Correlation Between Postoperative Central Corneal Thickness and Endothelial Damage After Cataract Surgery by Phacoemulsification
To study the correlation between postoperative corneal edema and endothelial cell loss after cataract surgery by microcoaxial phacoemulsification.Methods:
Eighty-five eyes of 85 consecutive patients with mild cataract (up to C5, N4, and P5: per LOCS III classification) were included in a prospective study from September 2014 to November 2014. Eighty-five eyes were necessary to obtain a precision of 0.15 for computation of the Pearson correlation coefficient. Pachymetry and endothelial cell density measurements were taken preoperatively, 2 hours after surgery, and 4 days, 15 days, and 1 month after surgery using CEM-530 noncontact specular microscopy (Nidek CO Ltd, Japan). Every surgery was performed using the Stellaris device (Bausch & Lomb, Bridgewater, NJ) in a microcoaxial mode with 2.2-mm incisions.Results:
Mean age was 73 ± 2.1 years, with 41 women (48%) and 44 men (52%). The mean surgical time was 8 ± 5.5 minutes, and the mean effective phacoemulsification time was 7 ± 3.7 seconds. Mean central corneal thickness augmentation was 46.68 ± 10 μm (8.39%) 2 hours after surgery, 10 ± 18 μm (1.8%) 4 days after surgery, and only 0.76 ± 11.4 μm (0.1%) 15 days after surgery. Mean endothelial cell loss was 3.0 ± 1.5% at 2 hours, 9.0 ± 3.3% at D4, 10 ± 4.6% at D15, and 11 ± 4.7% at 1 month. At D4, significant endothelial loss (>15%) was mostly related to significant immediate corneal edema (>15%), whereas low postoperative edema (<5%) did not lead to significant endothelial loss (loss <5%).
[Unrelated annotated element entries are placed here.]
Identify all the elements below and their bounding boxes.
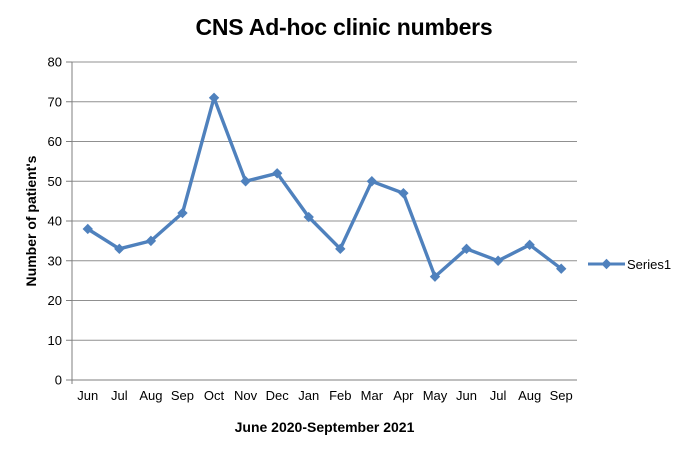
legend-series-label: Series1 — [627, 256, 672, 272]
data-point-marker — [556, 263, 567, 274]
x-tick-label: Sep — [550, 388, 573, 403]
legend-line-marker-icon — [588, 258, 625, 270]
data-point-marker — [335, 243, 346, 255]
x-axis-title: June 2020-September 2021 — [234, 419, 415, 435]
x-tick-label: Aug — [518, 388, 541, 403]
data-point-marker — [177, 207, 188, 219]
x-tick-label: Oct — [204, 388, 225, 403]
data-point-marker — [366, 176, 378, 187]
data-point-marker — [208, 92, 220, 103]
y-tick-label: 60 — [48, 134, 62, 149]
y-tick-label: 80 — [48, 55, 62, 70]
x-tick-label: Mar — [361, 388, 384, 403]
x-tick-label: Dec — [266, 388, 290, 403]
data-point-marker — [145, 235, 157, 247]
x-tick-label: Jun — [77, 388, 98, 403]
x-tick-label: Jul — [490, 388, 507, 403]
chart-title: CNS Ad-hoc clinic numbers — [195, 14, 493, 40]
data-point-marker — [492, 255, 504, 266]
x-tick-label: Sep — [171, 388, 194, 403]
y-axis-title: Number of patient's — [23, 155, 39, 287]
data-point-marker — [398, 187, 409, 199]
y-tick-label: 70 — [48, 94, 62, 109]
legend: Series1 — [588, 256, 672, 272]
y-tick-label: 30 — [48, 253, 62, 268]
x-tick-label: Nov — [234, 388, 258, 403]
y-tick-label: 40 — [48, 214, 62, 229]
y-tick-label: 20 — [48, 293, 62, 308]
data-point-marker — [82, 223, 93, 235]
y-tick-label: 0 — [55, 373, 62, 388]
data-point-marker — [240, 176, 251, 187]
data-point-marker — [524, 239, 535, 251]
y-tick-label: 10 — [48, 333, 62, 348]
x-tick-label: Aug — [139, 388, 162, 403]
y-tick-label: 50 — [48, 174, 62, 189]
data-point-marker — [114, 243, 125, 255]
x-tick-label: Jul — [111, 388, 128, 403]
series-line — [86, 96, 563, 279]
data-point-marker — [303, 211, 314, 223]
x-tick-label: Apr — [393, 388, 414, 403]
x-tick-label: May — [423, 388, 448, 403]
x-tick-label: Jan — [298, 388, 319, 403]
x-tick-label: Jun — [456, 388, 477, 403]
data-point-marker — [429, 271, 441, 282]
data-point-marker — [461, 243, 472, 255]
data-point-marker — [271, 168, 283, 179]
x-tick-label: Feb — [329, 388, 351, 403]
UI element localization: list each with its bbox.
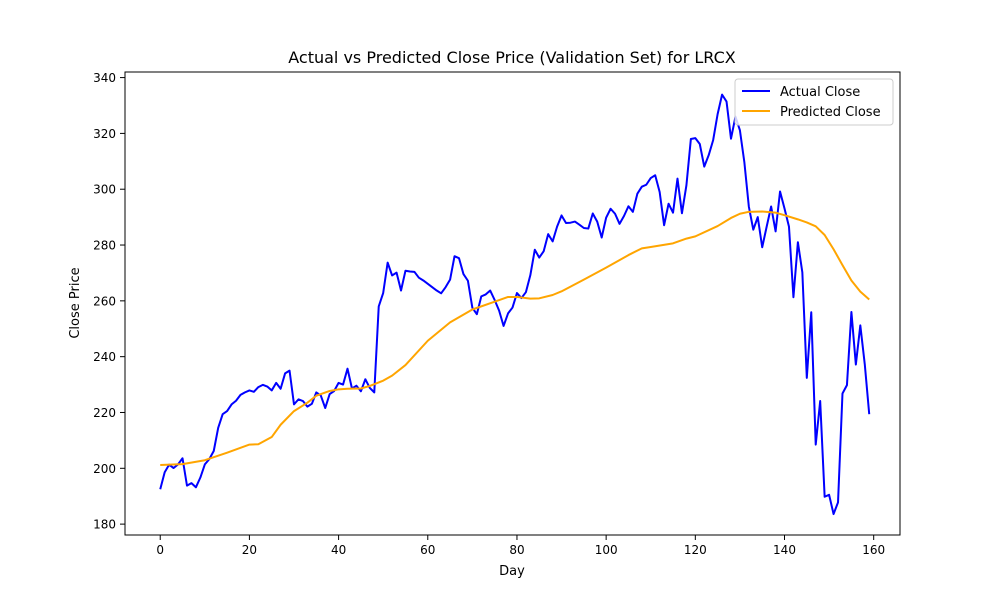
y-tick-label: 200 <box>93 462 116 476</box>
plot-area <box>159 93 871 516</box>
y-tick-label: 300 <box>93 183 116 197</box>
y-tick-label: 340 <box>93 71 116 85</box>
y-tick-label: 260 <box>93 294 116 308</box>
legend-box <box>734 78 894 126</box>
legend-label-predicted-close: Predicted Close <box>780 105 881 120</box>
x-tick-label: 40 <box>331 543 346 557</box>
x-axis: 0 20 40 60 80 100 120 140 160 <box>156 535 885 557</box>
y-tick-label: 280 <box>93 239 116 253</box>
y-tick-label: 220 <box>93 406 116 420</box>
x-axis-label: Day <box>499 564 525 579</box>
x-tick-label: 0 <box>156 543 164 557</box>
x-tick-label: 140 <box>773 543 796 557</box>
x-tick-label: 120 <box>684 543 707 557</box>
x-tick-label: 160 <box>862 543 885 557</box>
chart-title: Actual vs Predicted Close Price (Validat… <box>288 48 736 67</box>
x-tick-label: 60 <box>420 543 435 557</box>
x-tick-label: 100 <box>595 543 618 557</box>
x-tick-label: 20 <box>242 543 257 557</box>
x-tick-label: 80 <box>509 543 524 557</box>
y-tick-label: 180 <box>93 518 116 532</box>
y-axis: 180 200 220 240 260 280 300 320 340 <box>93 71 125 532</box>
series-line-actual-close <box>159 93 871 516</box>
y-tick-label: 320 <box>93 127 116 141</box>
axes-frame <box>124 71 901 536</box>
series-line-predicted-close <box>160 210 870 466</box>
legend-label-actual-close: Actual Close <box>780 85 860 100</box>
legend: Actual Close Predicted Close <box>734 78 894 126</box>
y-axis-label: Close Price <box>68 267 83 338</box>
y-tick-label: 240 <box>93 350 116 364</box>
At D15 and D30, endothelial cell loss seemed to be closely correlated with immediate postoperative edema (Pearson correlation coefficient between central corneal edema at H2 and endothelial cells loss at 1 month: r = 0.4, P < 0.0001).Conclusions:
Postoperative corneal thickness measurement may therefore become a marker of endothelial damage after phacoemulsification.